Ken_Volok (anonymous profile)
February 11, 2012 at 10:57 a.m. (Suggest removal)
Since Etna is apparently slumbering:
User profile: greenbean
Joined: Feb. 10, 2012
Comments posted: 1 (view all)
Ken_Volok (anonymous profile)
February 11, 2012 at 10:57 a.m. (Suggest removal)
haha agenda? please. i was simply stating facts that prove the locals complaining about limited access are full of garbage. the access available now is better than it ever was previously. i have been going to haskells since it had a dirt parking lot and frankly the access to the beach is much more safe and easier than before. if you think closing the fire lane to any beach going traffic is limiting access than you should probably take that up with the fire marshal.
greenbean (anonymous profile)
February 11, 2012 at 3:43 p.m. (Suggest removal)
Hyatt tried to establish a five-star resort on a beach that's filled with tar, subject to the stench of the Elwood Processing Facility, shrouded by cold fog most of the summer, and is located within Monarch butterfly groves and on top of a major Chumash village site. Any wonder that they paid a fortune for "obstruction"? This thing was star-crossed from the beginning, and the building quality fiasco is only typical of developers who try to cut costs at every corner.
My Dad was an appliance and fixtures salesman, and his contempt for builders and developers is legendary. He told me more than twice, "They'd see their grandmothers buried in a heap of lumber if it saved them a dime." I have no sympathy here, for the Bacara is a blight on the coastline that should be washed out to sea ASAP.
GregMohr (anonymous profile)
February 11, 2012 at 4:53 p.m. (Suggest removal)
If they were smart they would break the mold of traditional corporate business. Hire local companies and embrace the community.
Ohana seemed to start this way but now it seems they are veering off this track.

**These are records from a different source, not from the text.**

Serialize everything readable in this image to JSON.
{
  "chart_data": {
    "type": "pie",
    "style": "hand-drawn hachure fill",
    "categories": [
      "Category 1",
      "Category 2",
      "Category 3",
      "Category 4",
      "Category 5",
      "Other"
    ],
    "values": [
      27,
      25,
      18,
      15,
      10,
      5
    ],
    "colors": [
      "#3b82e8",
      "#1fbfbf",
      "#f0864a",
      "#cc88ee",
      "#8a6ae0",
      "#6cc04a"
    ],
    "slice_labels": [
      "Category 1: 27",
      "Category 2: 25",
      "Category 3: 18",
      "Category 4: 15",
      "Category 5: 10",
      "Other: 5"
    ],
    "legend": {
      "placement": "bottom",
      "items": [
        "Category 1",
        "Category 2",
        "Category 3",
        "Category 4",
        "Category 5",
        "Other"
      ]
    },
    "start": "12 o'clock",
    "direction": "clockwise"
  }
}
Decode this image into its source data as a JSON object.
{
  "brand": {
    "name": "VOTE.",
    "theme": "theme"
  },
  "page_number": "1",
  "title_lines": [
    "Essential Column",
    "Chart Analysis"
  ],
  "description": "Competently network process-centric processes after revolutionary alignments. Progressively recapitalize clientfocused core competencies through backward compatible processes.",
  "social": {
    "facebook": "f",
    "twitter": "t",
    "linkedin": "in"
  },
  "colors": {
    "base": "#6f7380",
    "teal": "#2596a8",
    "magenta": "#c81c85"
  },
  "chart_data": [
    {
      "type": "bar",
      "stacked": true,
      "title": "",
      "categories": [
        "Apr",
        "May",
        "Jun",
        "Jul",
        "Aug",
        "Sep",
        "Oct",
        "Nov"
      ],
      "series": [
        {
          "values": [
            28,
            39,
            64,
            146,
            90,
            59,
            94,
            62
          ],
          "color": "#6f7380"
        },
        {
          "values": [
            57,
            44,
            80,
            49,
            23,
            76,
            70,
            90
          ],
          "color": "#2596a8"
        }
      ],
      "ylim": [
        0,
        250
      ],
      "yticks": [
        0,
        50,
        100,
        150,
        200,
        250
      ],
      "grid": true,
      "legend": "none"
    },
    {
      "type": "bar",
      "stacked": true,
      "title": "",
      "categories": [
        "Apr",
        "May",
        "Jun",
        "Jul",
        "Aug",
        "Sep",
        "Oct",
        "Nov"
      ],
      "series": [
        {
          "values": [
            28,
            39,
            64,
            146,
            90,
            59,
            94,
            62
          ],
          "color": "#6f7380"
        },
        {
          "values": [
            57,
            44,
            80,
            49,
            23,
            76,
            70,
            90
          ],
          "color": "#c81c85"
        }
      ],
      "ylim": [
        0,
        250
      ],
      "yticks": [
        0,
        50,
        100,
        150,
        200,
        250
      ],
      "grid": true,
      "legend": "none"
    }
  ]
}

If they spend their money locally it stays locally. In return over time the community will start to appreciate them.
Anyone staying their will also be roaming in town. Customers will hear the reaction from the community. If it turns positive they will come back and spread the word.
Smarten up Bacara! The community will make or break you. Remember Ohana means family! not Corporate!
Rinconsurf (anonymous profile)
February 12, 2012 at 10:20 a.m. (Suggest removal)
I still don't understand Greenbean's explicit hostility to us "dumb locals". Is Greenbean not local themselves? And if not why interject on local issues? Only a nonlocal would use that terminology. So if Greenbean is an occasional visitor, be a good guest and butt out.
Nope, I just don't find it credible that Greenbean isn't someone who might be benefitting from the Baccara mess.
Ken_Volok (anonymous profile)
February 12, 2012 at 1:26 p.m. (Suggest removal)
If you locals have lived here for the past "50 years" you would have had the opportunity to voice your displeasure about the direction development was going in to the board of supervisors. The California Environmental Quality Act guides development and allows time for PUBLIC REVIEW so that development is done so in a responsible manner. CEQA is enforced by the PUBLIC through LITIGATION. Sorry but this world is run by those who show up. If you care about development then get involved in the environmental review process, don't whine about things when you could have made a difference.
greenbean (anonymous profile)
February 12, 2012 at 2:56 p.m. (Suggest removal)
Greenbean, if you were local you'd know that many people have shown up, many, sometimes in the hundreds, occasionally the thousands. If you are local you'd know this, if you weren't too busy counting your money.
The Baccara remains as welcome an entity as cancer in a healthy lung.